Lo vio salir, una vez más, ofendido, una vez más, herido. ¡Pobre hermano!
Cuando era pequeño, Amalia y ella lo llamaban «cerillita» porque se encendía con facilidad; también por su cabellera rizada, que entonces tenía un brillo rojizo, único en la familia. La abuela Carmen recordaba que uno de sus hermanos, fallecido en la infancia en el pueblo de Almería, también tenía el pelo rojizo, un hecho que su consuegra, la abuela Elena, había recogido gustosamente en la lista familiar de leyendas agoreras, junto con la de los hombres Obiols que se morían todos a los sesenta y cinco años o la de las mujeres que eran un poco «raras». Hasta que los años hicieron desaparecer el rojo y lo permutaron por un castaño claro libre de amenazas. Si Marc resultaba ser uno de los hombres Obiols que se morían a los sesenta y cinco años, ya se vería. La abuela Elena no. Ella había muerto hacía poco más de un año.
Por su culpa.
La imagen volvió.
Normalmente la asaltaba solo por las noches, en la cama. Pero ahora había dado con ella a plena luz del día. Cerró los ojos. No sirvió para nada.
—Perdón, perdón, perdón.
Todo estaba en esos papeles espantosos que ahora conservaba o escondía su hermana.
—Perdón, perdón, perdón.
El fantasma de la abuela se difuminaba un poco más cada vez que pronunciaba «perdón». Pero detrás aparecía otro igual de poderoso, Manel.
Se enfrentó a él.
«Si no te hubieras muerto, todo eso no habría pasado.»

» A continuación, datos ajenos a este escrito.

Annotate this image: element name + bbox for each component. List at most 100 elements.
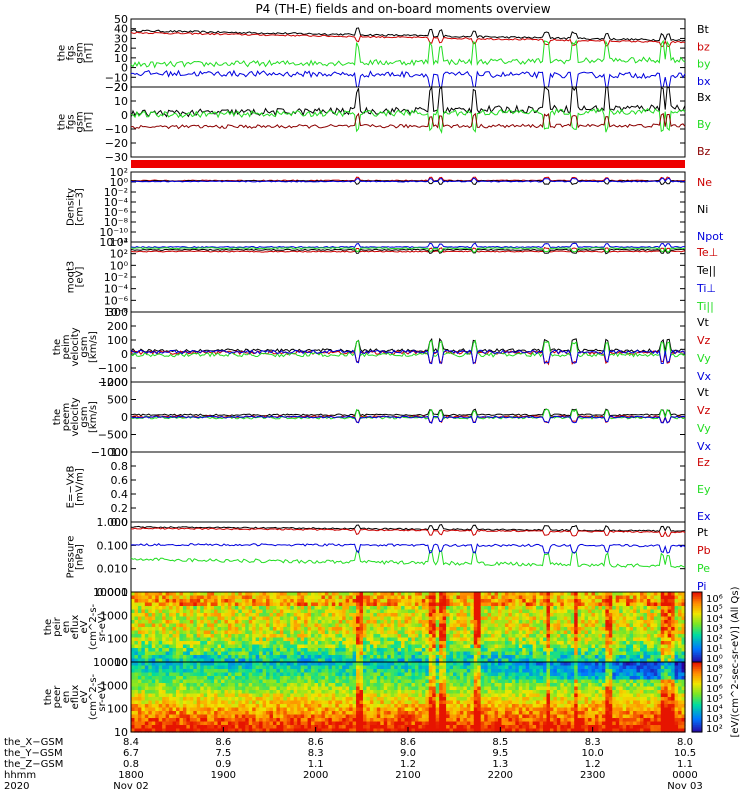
- heatmap-cell: [176, 651, 181, 656]
- heatmap-cell: [238, 707, 243, 712]
- heatmap-cell: [598, 613, 603, 618]
- heatmap-cell: [581, 599, 586, 604]
- heatmap-cell: [525, 616, 530, 621]
- heatmap-cell: [473, 641, 478, 646]
- y-tick-label: −30: [105, 151, 128, 164]
- heatmap-cell: [297, 700, 302, 705]
- heatmap-cell: [304, 616, 309, 621]
- heatmap-cell: [605, 637, 610, 642]
- heatmap-cell: [380, 697, 385, 702]
- heatmap-cell: [293, 672, 298, 677]
- heatmap-cell: [653, 613, 658, 618]
- heatmap-cell: [151, 672, 156, 677]
- heatmap-cell: [317, 627, 323, 632]
- heatmap-cell: [556, 595, 561, 600]
- heatmap-cell: [657, 599, 662, 604]
- heatmap-cell: [311, 683, 316, 688]
- heatmap-cell: [466, 634, 471, 639]
- heatmap-cell: [394, 592, 399, 597]
- heatmap-cell: [186, 707, 191, 712]
- heatmap-cell: [272, 669, 278, 674]
- heatmap-cell: [311, 630, 316, 635]
- heatmap-cell: [584, 630, 589, 635]
- heatmap-cell: [283, 669, 288, 674]
- heatmap-cell: [615, 634, 620, 639]
- heatmap-cell: [162, 683, 167, 688]
- heatmap-cell: [356, 630, 361, 635]
- heatmap-cell: [234, 679, 239, 684]
- heatmap-cell: [598, 634, 603, 639]
- heatmap-cell: [390, 602, 395, 607]
- heatmap-cell: [224, 644, 229, 649]
- heatmap-cell: [657, 623, 662, 628]
- heatmap-cell: [574, 644, 579, 649]
- heatmap-cell: [189, 641, 194, 646]
- heatmap-cell: [373, 606, 378, 611]
- heatmap-cell: [331, 655, 336, 660]
- heatmap-cell: [511, 620, 516, 625]
- heatmap-cell: [165, 644, 170, 649]
- heatmap-cell: [383, 669, 388, 674]
- heatmap-cell: [203, 686, 208, 691]
- heatmap-cell: [290, 623, 295, 628]
- heatmap-cell: [387, 669, 392, 674]
- heatmap-cell: [227, 704, 233, 709]
- heatmap-cell: [636, 595, 641, 600]
- heatmap-cell: [200, 714, 205, 719]
- heatmap-cell: [463, 637, 468, 642]
- heatmap-cell: [269, 609, 274, 614]
- heatmap-cell: [169, 616, 174, 621]
- heatmap-cell: [369, 665, 374, 670]
- heatmap-cell: [463, 595, 468, 600]
- heatmap-cell: [487, 623, 492, 628]
- heatmap-cell: [473, 620, 478, 625]
- heatmap-cell: [359, 613, 364, 618]
- heatmap-cell: [293, 641, 298, 646]
- heatmap-cell: [359, 721, 364, 726]
- heatmap-cell: [442, 644, 447, 649]
- heatmap-cell: [643, 616, 648, 621]
- heatmap-cell: [383, 648, 388, 653]
- heatmap-cell: [300, 707, 305, 712]
- heatmap-cell: [345, 592, 350, 597]
- heatmap-cell: [203, 669, 208, 674]
- heatmap-cell: [605, 595, 610, 600]
- series-Pt: [130, 524, 686, 532]
- heatmap-cell: [518, 623, 523, 628]
- heatmap-cell: [352, 613, 357, 618]
- heatmap-cell: [224, 599, 229, 604]
- heatmap-cell: [189, 725, 194, 730]
- heatmap-cell: [657, 602, 662, 607]
- heatmap-cell: [615, 595, 620, 600]
- heatmap-cell: [241, 711, 246, 716]
- heatmap-cell: [231, 641, 236, 646]
- heatmap-cell: [546, 641, 551, 646]
- heatmap-cell: [158, 637, 163, 642]
- heatmap-cell: [456, 641, 461, 646]
- heatmap-cell: [577, 655, 582, 660]
- heatmap-cell: [286, 592, 291, 597]
- y-axis-label: gsm: [75, 42, 86, 63]
- heatmap-cell: [588, 602, 593, 607]
- heatmap-cell: [214, 707, 219, 712]
- heatmap-cell: [300, 697, 305, 702]
- heatmap-cell: [259, 690, 264, 695]
- heatmap-cell: [626, 644, 631, 649]
- heatmap-cell: [317, 602, 323, 607]
- heatmap-cell: [245, 718, 250, 723]
- heatmap-cell: [328, 683, 333, 688]
- heatmap-cell: [349, 711, 354, 716]
- heatmap-cell: [338, 606, 343, 611]
- heatmap-cell: [176, 630, 181, 635]
- heatmap-cell: [401, 623, 406, 628]
- y-tick-label: 40: [114, 23, 128, 36]
- heatmap-cell: [148, 641, 153, 646]
- heatmap-cell: [619, 641, 624, 646]
- heatmap-cell: [131, 602, 136, 607]
- heatmap-cell: [321, 665, 326, 670]
- heatmap-cell: [387, 700, 392, 705]
- heatmap-cell: [525, 658, 530, 663]
- heatmap-cell: [470, 592, 475, 597]
- heatmap-cell: [421, 655, 426, 660]
- heatmap-cell: [196, 644, 201, 649]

La respuesta de Manel le llegaba con su propia voz, porque era ella misma quien se lo repetía desde entonces: «Si no nos hubiéramos peleado de ese modo, si no me hubieras hablado de ese modo, no habría cogido la moto, no habría corrido como un loco rabioso, habría podido esquivar a ese conductor borracho». La conclusión la arrolló una vez más. «No estaría muerto, mi amor.»
Se sintió desfallecer, las piernas se le doblaron, se dejó caer al suelo y gateó hasta el hueco entre dos grandes archivadores de metal. Con la espalda pegada a la pared, se abrazó las rodillas y escondió la cara entre los brazos tensos.
—Basta. Marchaos. Ya está bien.
Se obligó a levantarse, a sentarse de nuevo al escritorio. Justo en ese momento apareció su padre en la puerta para decirle que iba a ver a un cliente y a preguntarle si comía en casa.
—Sí, hoy sí.
—Se lo digo a tu madre.
Salió sin darse cuenta de su trastorno.
Necesitaba tomarse un café, pero no quería encontrarse con su madre, todavía no se sentía lo bastante recompuesta para que la viera. Fue al despacho de su padre. Mientras esperaba que se hiciera el café, vio una foto sobre la mesa. Al lado, un informe forense. Eran del nuevo caso de Marc. Les echó un vistazo. La foto estaba pegada con cinta adhesiva. En una esquina vio algo que su padre y su hermano, demasiado ocupados en pelearse, habían pasado por alto.
Salió con el café y la foto para escanearla.
No se lo había pedido, pero iba a echarle una mano a su hermano. A ver si de este modo acallaba un rato las voces en su cabeza. «De nada, cerillita.»